VERY insightful discussions were lined up for this year’s edition of the Zimbabwe International Book Fair (ZIBF) indaba held in Harare this week.
Running under the theme, ‘The Book: Creating the Future!’, the 2018 edition of the book fair indaba is one to remember.
Different presenters took to the podium to discuss various issues concerning the future of the book industry.
While renowned writer Ignatius Mabasa focused on updating folktales using the traditional template and fusing it with contemporary issues, Roseline Torai Kumvekera also stressed that Early Childhood Development (ECD) must be reflective of our culture.
Interesting among the presentations was Kenyan’s Professor Peter Wasamba’s deliberation titled ‘The role of books in defining a people‘s future.’

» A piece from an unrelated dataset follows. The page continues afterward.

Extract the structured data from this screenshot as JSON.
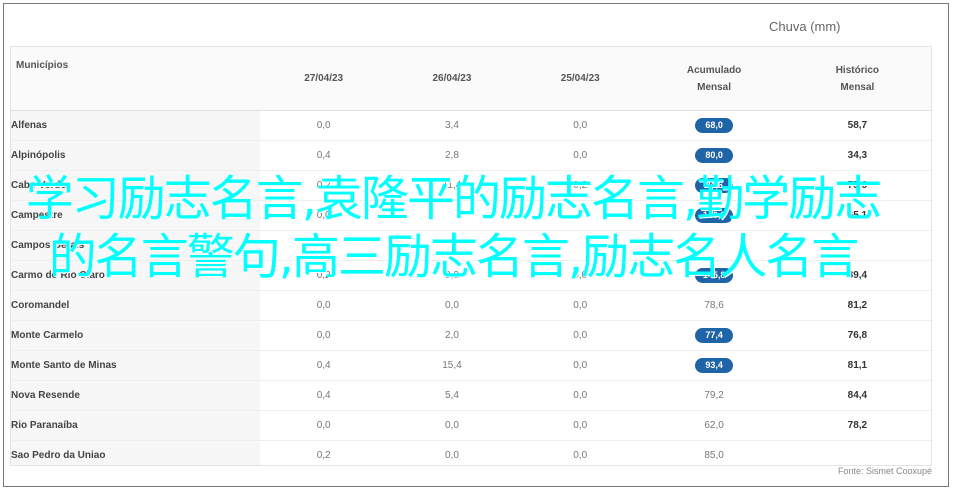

His presentation was unique.
It was a presentation prepared by an African for Africans as it focused on the future of Africans as the biggest consumers of books.
With confidence and emphasis, Prof Wasamba highlighted that the existing future of the book lies in the growing population of Africa.
“The future is in Africa in terms of innovation because numbers never lie,” he said.
Africa is the world’s second largest and second most populous continent and therefore has the capacity of being the major consumer of various aspects in the global village including the future of book development.
The growing population of Africa has, however, sent ‘shivers’ to developed nations who do not only rely on Africa’s resources but are having their ‘plan’ of re-colonisation disturbed.
According to Prof Wasamba, this has also contributed to some European countries taking desperate measures to suppress development in Africa.
Prof Wasamba highlighted the desperate measures by Europeans, to grow their populations, that has seen one University in Germany encouraging white students to get pregnant so they do not pay fees.
Developed nations thus continue to formulate ideas to hinder social development by adding more ‘poison’ in the minds of Africans.
Prof Wasamba stressed that although the future of the book industry is in the hands of Africans, developed nations were coming up with ways to corrupt the mind of the African.
“We are being subtly coerced to develop texts which are contrary to African thinking,” he said.
“We have been corrupted; we worship materialism of the West to the extent of praising a thief or murderer as long as he has money.”
The texts, said Prof Wasamba, are being used by the West to recolonise Africa.
To recolonise Africa, the West ‘captures’ the minds of Africans by providing unnecessary material things in order to infiltrate Africans.
Prof Wasamba thus asks interesting questions that can assist in maintaining a stable future for the book industry in Africa.
The pertinent questions:
Why, as Africans, are we chasing after other nations’ trinkets instead of developing our own?
Parents, said Prof Wasamba, must initiate a reading culture in their children by buying them books.
He said relying on the internet was detrimental to Africans and that Africans must discard what he termed the ‘google syndrome’.
“We are killing our reading culture by going online permanently,” he said.
African authors, he said, must write books that celebrate the African ethos.
The ZIBF is an annual event that is held for a week and has gained its recognition through celebrating the existence of the book industry in all works of life.
It opens with a two-day indaba in which various scholars and artistes converge to discuss certain subjects promoting and affecting the book industry.
Workshops for publishers, librarians and writers are also held.
Exhibitions of local and international books, magazines, journals, CDs and DVDs usually wrap up the ZIBF.